We've just come across one of those situations which occasionally comes up when a developer goes off sick for a few days mid-project.

There were a few questions about whether he'd committed the latest version of his code or whether there was something more recent on his local machine we should be looking at, and we had a delivery to a customer pending so we couldn't wait for him to return.

One of the other developers logged on as him to see and found a mess of workspaces, many seemingly of the same projects, with timestamps that made it unclear which one was "current" (he was prototyping some bits on versions of the project other than his "core" one).

Obviously this is a pain in the neck, however the alternative (which would seem to be strict standards for how each developer works on their own machine to ensure that any other developer can pick things up with a minimum of effort) is likely to break many developers personal work flows and lead to inefficiency on an individual level.

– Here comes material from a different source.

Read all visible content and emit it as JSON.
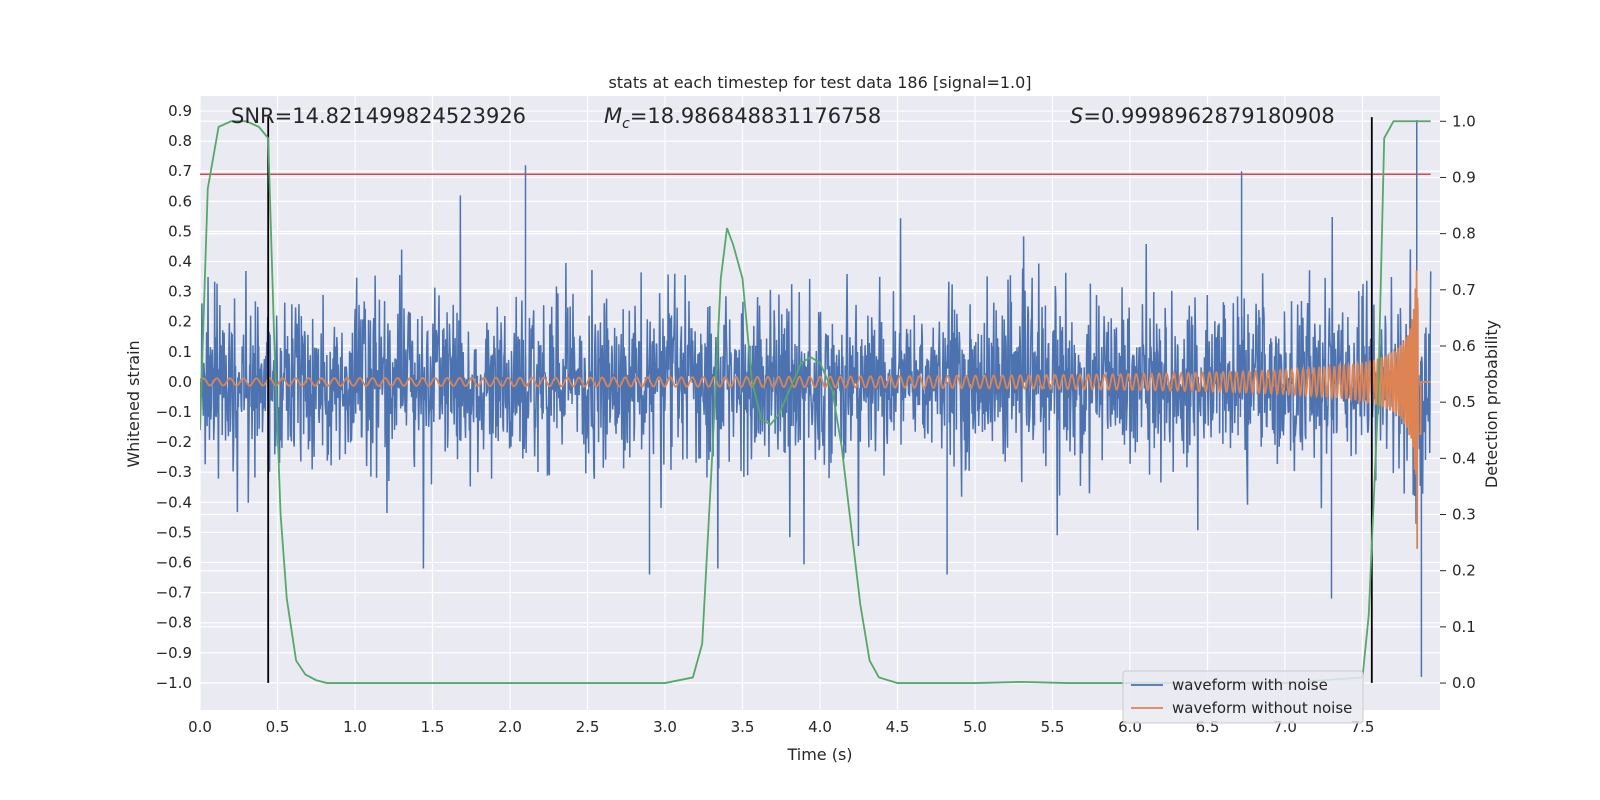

I'm not talking about standards for checked-in code, or even general development standards, I'm talking about how a developer works locally, a domain generally considered (in my experience) to be almost entirely under the developers own control.

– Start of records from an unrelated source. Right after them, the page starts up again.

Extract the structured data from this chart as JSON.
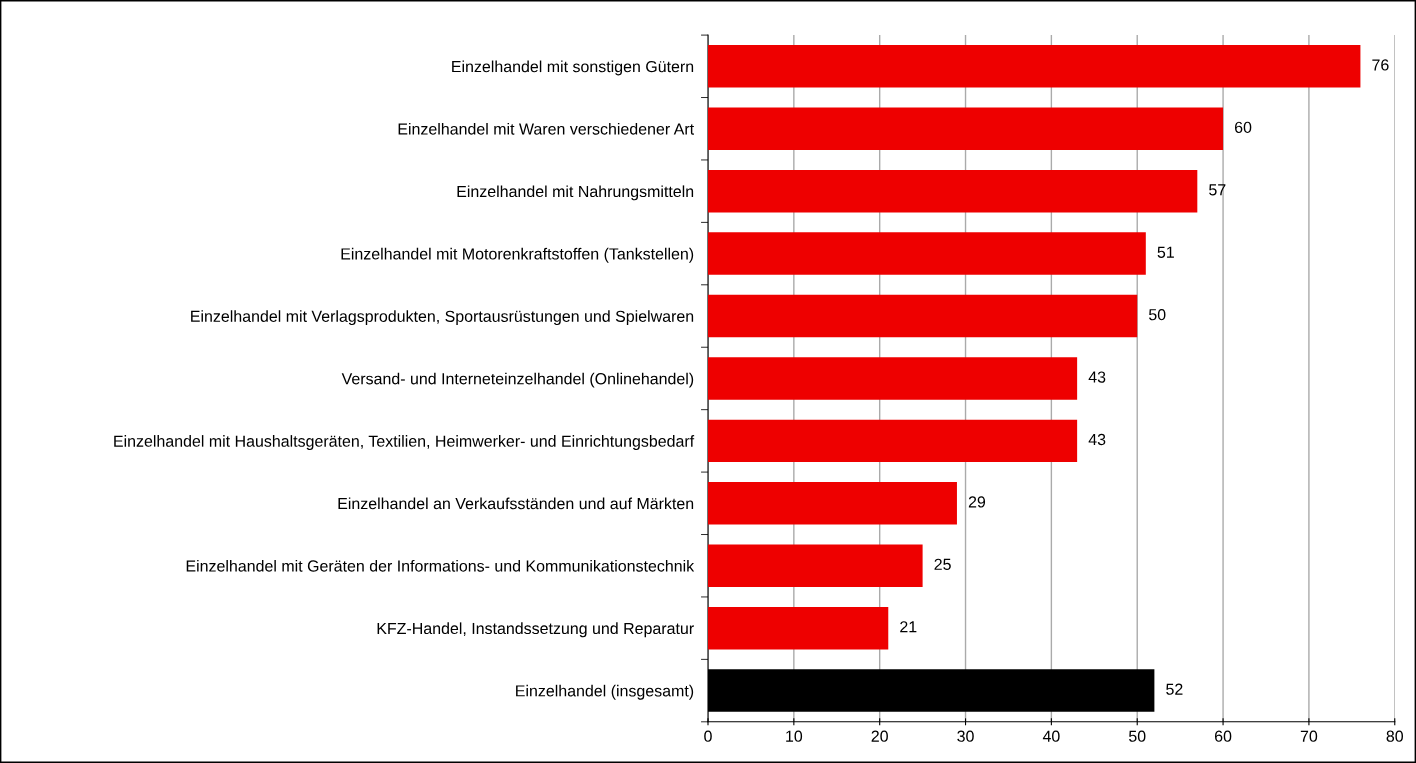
{
  "chart_data": {
    "type": "bar",
    "orientation": "horizontal",
    "categories": [
      "Einzelhandel mit sonstigen Gütern",
      "Einzelhandel mit Waren verschiedener Art",
      "Einzelhandel mit Nahrungsmitteln",
      "Einzelhandel mit Motorenkraftstoffen (Tankstellen)",
      "Einzelhandel mit Verlagsprodukten, Sportausrüstungen und Spielwaren",
      "Versand- und Interneteinzelhandel (Onlinehandel)",
      "Einzelhandel mit Haushaltsgeräten, Textilien, Heimwerker- und Einrichtungsbedarf",
      "Einzelhandel an Verkaufsständen und auf Märkten",
      "Einzelhandel mit Geräten der Informations- und Kommunikationstechnik",
      "KFZ-Handel, Instandssetzung und Reparatur",
      "Einzelhandel (insgesamt)"
    ],
    "values": [
      76,
      60,
      57,
      51,
      50,
      43,
      43,
      29,
      25,
      21,
      52
    ],
    "colors": [
      "#ee0000",
      "#ee0000",
      "#ee0000",
      "#ee0000",
      "#ee0000",
      "#ee0000",
      "#ee0000",
      "#ee0000",
      "#ee0000",
      "#ee0000",
      "#000000"
    ],
    "xlim": [
      0,
      80
    ],
    "xticks": [
      0,
      10,
      20,
      30,
      40,
      50,
      60,
      70,
      80
    ],
    "grid": "x",
    "data_labels": true
  }
}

So how do you handle situations like this? Are the one of those things that just happens and you have to deal with, the price you pay for developers being allowed to work in the way that best suits them?

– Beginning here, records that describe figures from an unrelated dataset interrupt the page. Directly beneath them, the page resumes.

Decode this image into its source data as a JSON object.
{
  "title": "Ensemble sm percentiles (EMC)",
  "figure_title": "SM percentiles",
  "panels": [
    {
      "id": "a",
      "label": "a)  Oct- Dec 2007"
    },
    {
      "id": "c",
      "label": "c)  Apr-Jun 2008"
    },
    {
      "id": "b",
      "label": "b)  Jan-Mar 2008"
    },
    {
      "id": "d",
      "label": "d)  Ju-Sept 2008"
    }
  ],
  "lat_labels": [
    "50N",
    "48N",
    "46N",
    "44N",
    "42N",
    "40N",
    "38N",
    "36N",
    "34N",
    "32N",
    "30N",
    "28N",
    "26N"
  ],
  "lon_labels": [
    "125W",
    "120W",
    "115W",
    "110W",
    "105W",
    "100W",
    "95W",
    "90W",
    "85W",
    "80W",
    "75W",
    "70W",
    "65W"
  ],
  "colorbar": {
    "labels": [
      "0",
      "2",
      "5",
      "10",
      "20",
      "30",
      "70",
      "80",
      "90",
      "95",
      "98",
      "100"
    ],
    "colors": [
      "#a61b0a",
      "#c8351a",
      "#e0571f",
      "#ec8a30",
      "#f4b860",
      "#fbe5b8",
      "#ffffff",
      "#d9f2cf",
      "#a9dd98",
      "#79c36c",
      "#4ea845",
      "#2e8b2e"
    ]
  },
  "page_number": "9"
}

Or do you ask developers to adhere to standards in this area - use of specific directories, naming standards, notes on a wiki or whatever? And if so what do your standards cover, how strict are they, how do you police them and so on?

Or is there another solution I'm missing?

[Assume for the sake of argument that the developer can not be contacted to talk through what he was doing here - even if he could knowing and describing which workspace is which from memory isn't going to be simple and flawless and sometimes people genuinely can't be contacted and I'd like a solution which covers all eventualities.]

Edit: I get that going through someone's workstation is bad form (though it's an interesting - and likely off-topic - question as to precisely why that is) and I'm certainly not looking at unlimited access. Think more along the lines of a standard where their code directories are set up with a read-only share - nothing can be changed, nothing else can be seen and so on.